I agree with this strategy as posted above: The safest lane if you are given the choice is one with an orange arrow pointing up. You can try your CC if you want, but if it doesn't work you can use cash (coins or bills).

It is NOT fun to be in the wrong lane at an Autoroute's toll booth (such as, being in the credit card lane then your credit card doesn't work). Cars with very unhappy drivers back up behind your car. You may need to press the emergency button and speak to someone. You may need to reverse against traffic to move to a different toll lane. A few minutes seems like an hour!

Another suggestion: be sure not to bend the paper ticket that you receive from the machine when you get onto the autoroute. Once I accidentally bent mine and when I exited the autoroute the payment machine rejected my ticket. This was fairly near Paris on my way to CDG, and my efforts to explain the problem to a gendarme were unsuccessful. I finally reversed and successfully used another toll booth. My last experience driving on French autoroutes was 3 years ago, so I am assuming drivers still receive a paper ticket upon entering an autoroute.

I have fond memories on driving on French autoroutes 15-20 years ago, when people manned the toll booths. I loved the friendly "Bonjour" greeting before being informed of my toll.

Posted by
37 posts

Thanks for such valuable information. The little details such as the paper ticket, the importance of having enough change will be very useful. I obtained an international driving permit at the AAA office in Virginia. Thank you again for taking the time to help us!! 👍👍😊😊

Posted by
12313 posts

My last trip I had good luck with my Capital One Venture card. It worked, first try, at all but one toll booth. That one I tried everything I had twice then paid cash. You don't have to have coins. The machine will definitely take a ten and I'm pretty sure a twenty is fine too. You get change back in coins.

I also had my Andrews FCU chip and pin card. I hadn't had any better luck with it in the past than with other cards. This time I was three for three using it at automated gas stations, that was a pleasant surprise.

I'm thinking the only time I had issues on this trip were related to internet interruptions at merchants. It happens occasionally so it's good to always have some cash on hand in case. I rarely carry more than 50 euro at a time.

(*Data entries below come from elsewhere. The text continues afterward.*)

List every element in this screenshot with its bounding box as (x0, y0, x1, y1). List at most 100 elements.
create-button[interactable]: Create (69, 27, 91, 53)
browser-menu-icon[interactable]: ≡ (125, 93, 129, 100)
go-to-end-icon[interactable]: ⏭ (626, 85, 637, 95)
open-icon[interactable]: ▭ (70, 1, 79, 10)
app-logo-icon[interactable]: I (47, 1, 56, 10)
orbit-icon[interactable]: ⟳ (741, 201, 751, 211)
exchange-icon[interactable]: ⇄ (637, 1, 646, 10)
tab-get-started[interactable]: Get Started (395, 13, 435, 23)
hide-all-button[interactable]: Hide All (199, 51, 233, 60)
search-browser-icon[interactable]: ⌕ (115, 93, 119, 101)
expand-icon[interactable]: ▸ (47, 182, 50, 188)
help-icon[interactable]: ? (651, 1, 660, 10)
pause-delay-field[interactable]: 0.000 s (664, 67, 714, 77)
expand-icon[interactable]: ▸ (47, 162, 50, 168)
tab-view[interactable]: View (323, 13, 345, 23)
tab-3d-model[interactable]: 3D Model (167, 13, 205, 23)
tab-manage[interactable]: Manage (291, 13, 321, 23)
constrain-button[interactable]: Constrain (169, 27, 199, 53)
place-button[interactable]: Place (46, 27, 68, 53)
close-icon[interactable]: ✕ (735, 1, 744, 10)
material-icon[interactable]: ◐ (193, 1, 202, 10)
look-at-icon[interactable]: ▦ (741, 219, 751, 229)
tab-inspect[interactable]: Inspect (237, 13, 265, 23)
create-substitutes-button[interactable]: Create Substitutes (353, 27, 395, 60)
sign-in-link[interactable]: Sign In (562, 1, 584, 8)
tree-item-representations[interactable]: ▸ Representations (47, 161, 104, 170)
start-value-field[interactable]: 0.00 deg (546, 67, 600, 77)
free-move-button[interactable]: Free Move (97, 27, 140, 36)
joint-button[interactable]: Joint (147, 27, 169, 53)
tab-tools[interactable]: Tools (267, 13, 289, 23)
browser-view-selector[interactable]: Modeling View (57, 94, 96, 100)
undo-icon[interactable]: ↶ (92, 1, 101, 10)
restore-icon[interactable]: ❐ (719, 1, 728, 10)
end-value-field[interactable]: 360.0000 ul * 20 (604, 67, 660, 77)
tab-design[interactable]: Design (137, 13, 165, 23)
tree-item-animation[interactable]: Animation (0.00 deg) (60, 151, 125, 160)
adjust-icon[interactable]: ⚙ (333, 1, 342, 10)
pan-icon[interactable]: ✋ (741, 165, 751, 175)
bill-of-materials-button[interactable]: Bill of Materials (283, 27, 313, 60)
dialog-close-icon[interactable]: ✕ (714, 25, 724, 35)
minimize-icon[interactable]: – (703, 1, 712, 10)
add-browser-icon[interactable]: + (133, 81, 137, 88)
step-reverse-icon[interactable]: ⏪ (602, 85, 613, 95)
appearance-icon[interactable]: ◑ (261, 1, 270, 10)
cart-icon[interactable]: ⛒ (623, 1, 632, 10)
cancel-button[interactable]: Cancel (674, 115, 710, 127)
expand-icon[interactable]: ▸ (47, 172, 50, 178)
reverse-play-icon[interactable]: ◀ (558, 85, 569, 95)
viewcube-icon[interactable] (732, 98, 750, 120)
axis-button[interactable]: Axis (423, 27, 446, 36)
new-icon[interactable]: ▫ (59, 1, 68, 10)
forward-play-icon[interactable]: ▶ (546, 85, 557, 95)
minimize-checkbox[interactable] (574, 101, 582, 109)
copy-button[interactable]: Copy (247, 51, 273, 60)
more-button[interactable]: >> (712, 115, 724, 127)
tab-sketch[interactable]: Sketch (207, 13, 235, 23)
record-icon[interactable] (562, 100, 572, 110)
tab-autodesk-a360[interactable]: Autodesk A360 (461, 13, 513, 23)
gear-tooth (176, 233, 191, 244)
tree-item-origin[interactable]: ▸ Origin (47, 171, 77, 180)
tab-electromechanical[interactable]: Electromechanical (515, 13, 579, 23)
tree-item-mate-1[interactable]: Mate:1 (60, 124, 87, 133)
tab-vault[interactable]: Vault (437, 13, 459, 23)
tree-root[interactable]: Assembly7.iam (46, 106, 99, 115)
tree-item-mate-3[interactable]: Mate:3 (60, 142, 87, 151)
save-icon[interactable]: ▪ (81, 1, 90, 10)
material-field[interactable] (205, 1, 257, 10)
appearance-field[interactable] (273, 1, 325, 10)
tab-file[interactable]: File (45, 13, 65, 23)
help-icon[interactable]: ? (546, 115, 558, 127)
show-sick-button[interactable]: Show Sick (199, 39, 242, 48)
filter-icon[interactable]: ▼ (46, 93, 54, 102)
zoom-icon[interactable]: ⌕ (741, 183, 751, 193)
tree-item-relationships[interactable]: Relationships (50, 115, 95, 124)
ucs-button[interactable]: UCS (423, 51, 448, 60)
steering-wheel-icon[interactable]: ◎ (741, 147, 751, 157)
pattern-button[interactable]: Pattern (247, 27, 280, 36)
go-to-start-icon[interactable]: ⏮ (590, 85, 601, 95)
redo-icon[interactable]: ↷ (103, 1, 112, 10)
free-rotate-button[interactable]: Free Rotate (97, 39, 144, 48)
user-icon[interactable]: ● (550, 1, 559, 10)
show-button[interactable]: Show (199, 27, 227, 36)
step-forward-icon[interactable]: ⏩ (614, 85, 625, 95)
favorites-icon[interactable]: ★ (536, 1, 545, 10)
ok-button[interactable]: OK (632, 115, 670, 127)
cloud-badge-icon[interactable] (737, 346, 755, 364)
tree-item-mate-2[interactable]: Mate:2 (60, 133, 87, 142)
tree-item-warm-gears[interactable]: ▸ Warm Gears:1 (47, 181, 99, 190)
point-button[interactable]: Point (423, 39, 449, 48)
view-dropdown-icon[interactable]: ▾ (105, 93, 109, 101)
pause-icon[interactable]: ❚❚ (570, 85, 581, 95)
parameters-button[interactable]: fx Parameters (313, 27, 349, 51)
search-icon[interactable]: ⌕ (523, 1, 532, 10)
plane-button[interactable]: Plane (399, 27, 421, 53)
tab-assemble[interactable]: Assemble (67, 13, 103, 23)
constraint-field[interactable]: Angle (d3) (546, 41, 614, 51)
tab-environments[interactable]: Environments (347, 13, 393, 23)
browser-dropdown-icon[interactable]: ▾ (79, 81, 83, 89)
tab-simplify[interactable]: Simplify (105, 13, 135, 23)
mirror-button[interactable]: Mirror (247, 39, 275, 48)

I kept track of the cash machines this trip. I like LCL, they asked me if I wanted my money in "mostly tens and twenties". I usually get 60 euros at a time, so a twenty and four tens was perfect. I also liked the ATM's at Carrefour stores. They let me choose all tens. At Orly, there was a machine labeled ATM but didn't have any bank name (or exchange name) on it. It charged a two euro fee. I went ahead with it because I wanted to see if USAA's refund policy for ATM fees works when you're overseas. On the receipt, it showed the company was TravelEx. I guess you can tell if an ATM is an exchange machine by whether it charges a fee?